Robin Richardson


Name: Robin Renea Richardson

Murderers’ ages: One killer was 17 and nine months old while the other had just turned 18

Death: June 2, 1992, Bauxite, Arkansas

Robin was just 12-years-old when she was murdered during a robbery. She was about to turn 13 and was planning a birthday party. One early June day, Robin accompanied her mother to work at a grocery store so that she and her mom could plan the birthday party.

Robin never got to enjoy her 13th birthday because of the choices made by two young men. More information on the crime can be found here.

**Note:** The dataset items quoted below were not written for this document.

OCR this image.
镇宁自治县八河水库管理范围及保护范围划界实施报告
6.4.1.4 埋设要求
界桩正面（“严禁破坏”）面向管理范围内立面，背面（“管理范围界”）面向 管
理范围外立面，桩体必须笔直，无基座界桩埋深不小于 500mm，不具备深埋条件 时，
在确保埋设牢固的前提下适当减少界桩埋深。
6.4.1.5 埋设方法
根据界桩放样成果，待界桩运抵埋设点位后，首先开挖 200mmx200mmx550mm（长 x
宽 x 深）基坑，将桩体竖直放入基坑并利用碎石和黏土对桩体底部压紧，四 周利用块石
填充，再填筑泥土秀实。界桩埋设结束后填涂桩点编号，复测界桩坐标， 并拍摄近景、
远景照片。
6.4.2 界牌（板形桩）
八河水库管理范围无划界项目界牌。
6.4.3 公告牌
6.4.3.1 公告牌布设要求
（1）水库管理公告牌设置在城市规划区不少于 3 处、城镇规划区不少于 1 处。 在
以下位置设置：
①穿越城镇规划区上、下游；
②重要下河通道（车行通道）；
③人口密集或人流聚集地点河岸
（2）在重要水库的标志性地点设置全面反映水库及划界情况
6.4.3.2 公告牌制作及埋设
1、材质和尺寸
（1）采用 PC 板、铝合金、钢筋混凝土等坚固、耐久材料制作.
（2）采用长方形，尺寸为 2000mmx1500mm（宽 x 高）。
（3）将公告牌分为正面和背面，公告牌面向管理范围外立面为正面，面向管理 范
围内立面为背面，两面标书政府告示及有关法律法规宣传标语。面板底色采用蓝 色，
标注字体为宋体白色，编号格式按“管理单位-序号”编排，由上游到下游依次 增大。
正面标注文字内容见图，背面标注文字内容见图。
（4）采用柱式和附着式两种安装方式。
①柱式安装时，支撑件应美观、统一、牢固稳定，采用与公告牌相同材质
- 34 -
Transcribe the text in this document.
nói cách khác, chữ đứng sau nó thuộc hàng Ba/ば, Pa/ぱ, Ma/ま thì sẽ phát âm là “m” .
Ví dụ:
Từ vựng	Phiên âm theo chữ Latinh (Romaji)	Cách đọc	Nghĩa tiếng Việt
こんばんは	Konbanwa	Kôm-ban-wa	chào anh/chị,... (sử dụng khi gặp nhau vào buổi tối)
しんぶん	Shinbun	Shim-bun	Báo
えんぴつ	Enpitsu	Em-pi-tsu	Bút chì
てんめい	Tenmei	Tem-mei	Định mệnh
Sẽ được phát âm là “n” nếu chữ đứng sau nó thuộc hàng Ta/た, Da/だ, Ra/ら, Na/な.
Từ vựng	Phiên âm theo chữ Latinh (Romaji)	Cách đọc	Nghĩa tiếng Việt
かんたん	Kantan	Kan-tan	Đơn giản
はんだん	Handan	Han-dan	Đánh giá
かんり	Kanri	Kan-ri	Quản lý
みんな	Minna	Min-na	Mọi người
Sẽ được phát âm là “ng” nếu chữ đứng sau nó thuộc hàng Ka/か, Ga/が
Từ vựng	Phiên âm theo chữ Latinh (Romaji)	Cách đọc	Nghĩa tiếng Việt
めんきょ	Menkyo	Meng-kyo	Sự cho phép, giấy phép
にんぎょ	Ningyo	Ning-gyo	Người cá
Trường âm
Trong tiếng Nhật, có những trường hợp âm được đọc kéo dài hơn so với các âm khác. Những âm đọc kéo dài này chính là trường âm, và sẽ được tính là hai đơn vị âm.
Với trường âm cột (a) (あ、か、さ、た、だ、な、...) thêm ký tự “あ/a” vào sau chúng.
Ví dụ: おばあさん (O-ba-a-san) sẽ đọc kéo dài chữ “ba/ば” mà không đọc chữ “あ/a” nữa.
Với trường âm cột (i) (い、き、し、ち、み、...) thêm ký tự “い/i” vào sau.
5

Chad Kitchell, the killer who was 17 at the time, pleaded guilty and was sentenced to life without parole (LWOP). He had a re-sentencing hearing after Miller v. Alabama and was again sentenced to life in prison. Due to changes in Arkansas laws, he is now eligible for parole after 30 years. The murderer appealed his latest sentence and the Arkansas Supreme Court has ruled that he is entitled to a third sentencing hearing.

From our offender page

The resentencing trial was held on November 13-14, 2018. During the hearing Robin’s family testified about how the procedural history of the case had adversely impacted them. Robin’s sister Latrisha, who was 14 at the time of the murder, stated that she experienced post-traumatic stress disorder,  agoraphobia, and depression since the crime and that her conditions had improved until the killer’s sentence was vacated.  After that, her problems grew worse. She explained that the LWOP sentence had allowed her to feel some comfort in that “justice was served and this was something that we can move on and heal from and just pick up the pieces and live.” Robin’s father Richard testified that he had felt satisfaction knowing that the murderer had LWOP.  He further explained that “reliving it just like it just happened again” due to SCOTUS’s ruling. 

During closing arguments, prosecutors referred to the victim’s testimony. “This family has been safe and secure in the knowledge that [Kitchell] was life without parole. Now, the law’s changed and they’re now faced with a 30-year sentence being the maximum he can get.” Prosecutors explained that the toll the process had taken on Robin’s family was “grueling” and that it was “almost cruel what they have to do to seek justice to make sure that their child did not lose her life in vain and that they do everything they can to make sure her killer is punished….” The jury sentenced Kitchell to life, which made him eligible for parole after 30  years under Arkansas’s new laws.  Kitchell appealed the sentence. 

Kitchell argued in his appeal that the circuit court erred by permitting the jury to learn of his prior LWOP sentence.  The Arkansas Supreme Court agreed and remanded the case for another re-sentencing. Robin’s family will endure a third sentencing hearing.